4.3.3 Scaling Tool Use
As the number of tools grows beyond a handful, two key challenges emerge:-
Tool selection: It becomes impossible to fit all tool definitions in the context window. The solution is a two-stage process where a lightweight router first selects only the relevant tools for a given query.
-
Standardization: Different LLMs have different conventions for defining tools. The Model Context Protocol (MCP) from Anthropic is emerging as the industry standard for defining and exposing tools to LLMs.
4.4 LLM Agents
Agents represent the next evolution of tool-enabled LLMs, adding autonomous reasoning and iteration.4.4.1 What is an Agent?

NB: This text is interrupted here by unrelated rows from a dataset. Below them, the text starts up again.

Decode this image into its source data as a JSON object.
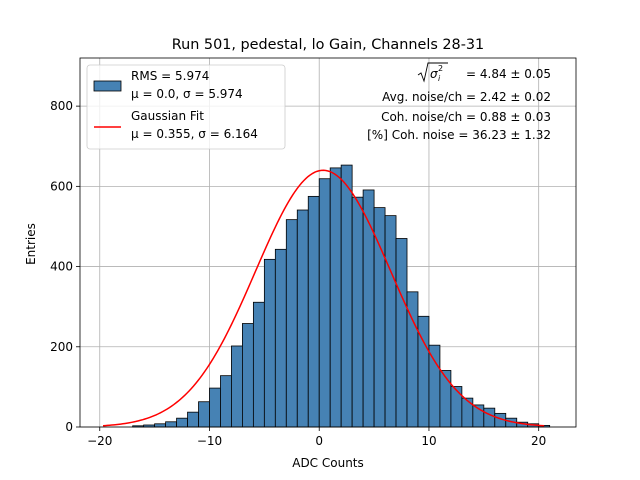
{
  "chart_data": {
    "type": "bar",
    "title": "Run 501, pedestal, lo Gain, Channels 28-31",
    "xlabel": "ADC Counts",
    "ylabel": "Entries",
    "xlim": [
      -21.8,
      23.4
    ],
    "ylim": [
      0,
      920
    ],
    "xticks": [
      -20,
      -10,
      0,
      10,
      20
    ],
    "xtick_labels": [
      "−20",
      "−10",
      "0",
      "10",
      "20"
    ],
    "yticks": [
      0,
      200,
      400,
      600,
      800
    ],
    "ytick_labels": [
      "0",
      "200",
      "400",
      "600",
      "800"
    ],
    "grid": true,
    "bar_color": "#4682b4",
    "fit_color": "#ff0000",
    "histogram": {
      "bin_width": 1,
      "bin_left_edges": [
        -17,
        -16,
        -15,
        -14,
        -13,
        -12,
        -11,
        -10,
        -9,
        -8,
        -7,
        -6,
        -5,
        -4,
        -3,
        -2,
        -1,
        0,
        1,
        2,
        3,
        4,
        5,
        6,
        7,
        8,
        9,
        10,
        11,
        12,
        13,
        14,
        15,
        16,
        17,
        18,
        19,
        20
      ],
      "values": [
        3,
        5,
        8,
        13,
        22,
        37,
        63,
        97,
        128,
        202,
        258,
        311,
        418,
        443,
        517,
        541,
        575,
        619,
        646,
        653,
        573,
        591,
        547,
        527,
        470,
        337,
        276,
        204,
        141,
        101,
        72,
        55,
        47,
        34,
        22,
        12,
        8,
        4
      ]
    },
    "gaussian_fit": {
      "mu": 0.355,
      "sigma": 6.164,
      "amplitude": 640,
      "x_range": [
        -19.7,
        20.5
      ]
    },
    "legend": {
      "placement": "upper-left",
      "entries": [
        {
          "label_line1": "RMS = 5.974",
          "label_line2": "μ = 0.0, σ = 5.974",
          "marker": "patch"
        },
        {
          "label_line1": "Gaussian Fit",
          "label_line2": "μ = 0.355, σ = 6.164",
          "marker": "line"
        }
      ]
    },
    "annotations": {
      "sqrt_sigma_value": "= 4.84 ± 0.05",
      "avg_noise": "Avg. noise/ch = 2.42 ± 0.02",
      "coh_noise": "Coh. noise/ch = 0.88 ± 0.03",
      "coh_noise_pct": "[%] Coh. noise = 36.23 ± 1.32"
    }
  }
}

An agent is a system that autonomously pursues goals and completes tasks on a user's behalf. Unlike basic tool calling, which is typically a single step, agents can perform multiple iterations of reasoning and action to solve complex problems.4.4.2 The ReAct Framework
The most widely used agent architecture is ReAct (Reasoning + Acting), which decomposes problem solving into a continuous loop of three steps:-
Observe: Process the current state of the world, including any new information from tool calls.
-
Plan: Decide what to do next based on the observation and the overall goal.
-
Act: Execute the chosen action using a tool.
4.4.3 Multi-Agent Systems
For very complex tasks, it is often useful to have multiple specialized agents that work together. The Agent2Agent protocol from Google standardizes how agents can communicate and collaborate with each other.4.4.4 Safety Considerations
Autonomous agents introduce significant new safety risks that do not exist with vanilla LLMs:-
Data exfiltration: Malicious prompts can trick agents into sending sensitive data to external parties.
-
Unauthorized actions: Agents can perform real-world actions like sending emails, making purchases, or modifying infrastructure.
-
Goal misalignment: Agents may find unintended ways to achieve the stated goal that are harmful or undesirable.
-
Training-time safety alignment with harmlessness objectives.
-
Inference-time safety classifiers that scan all inputs and outputs.
-
Human-in-the-loop approval for high-stakes actions.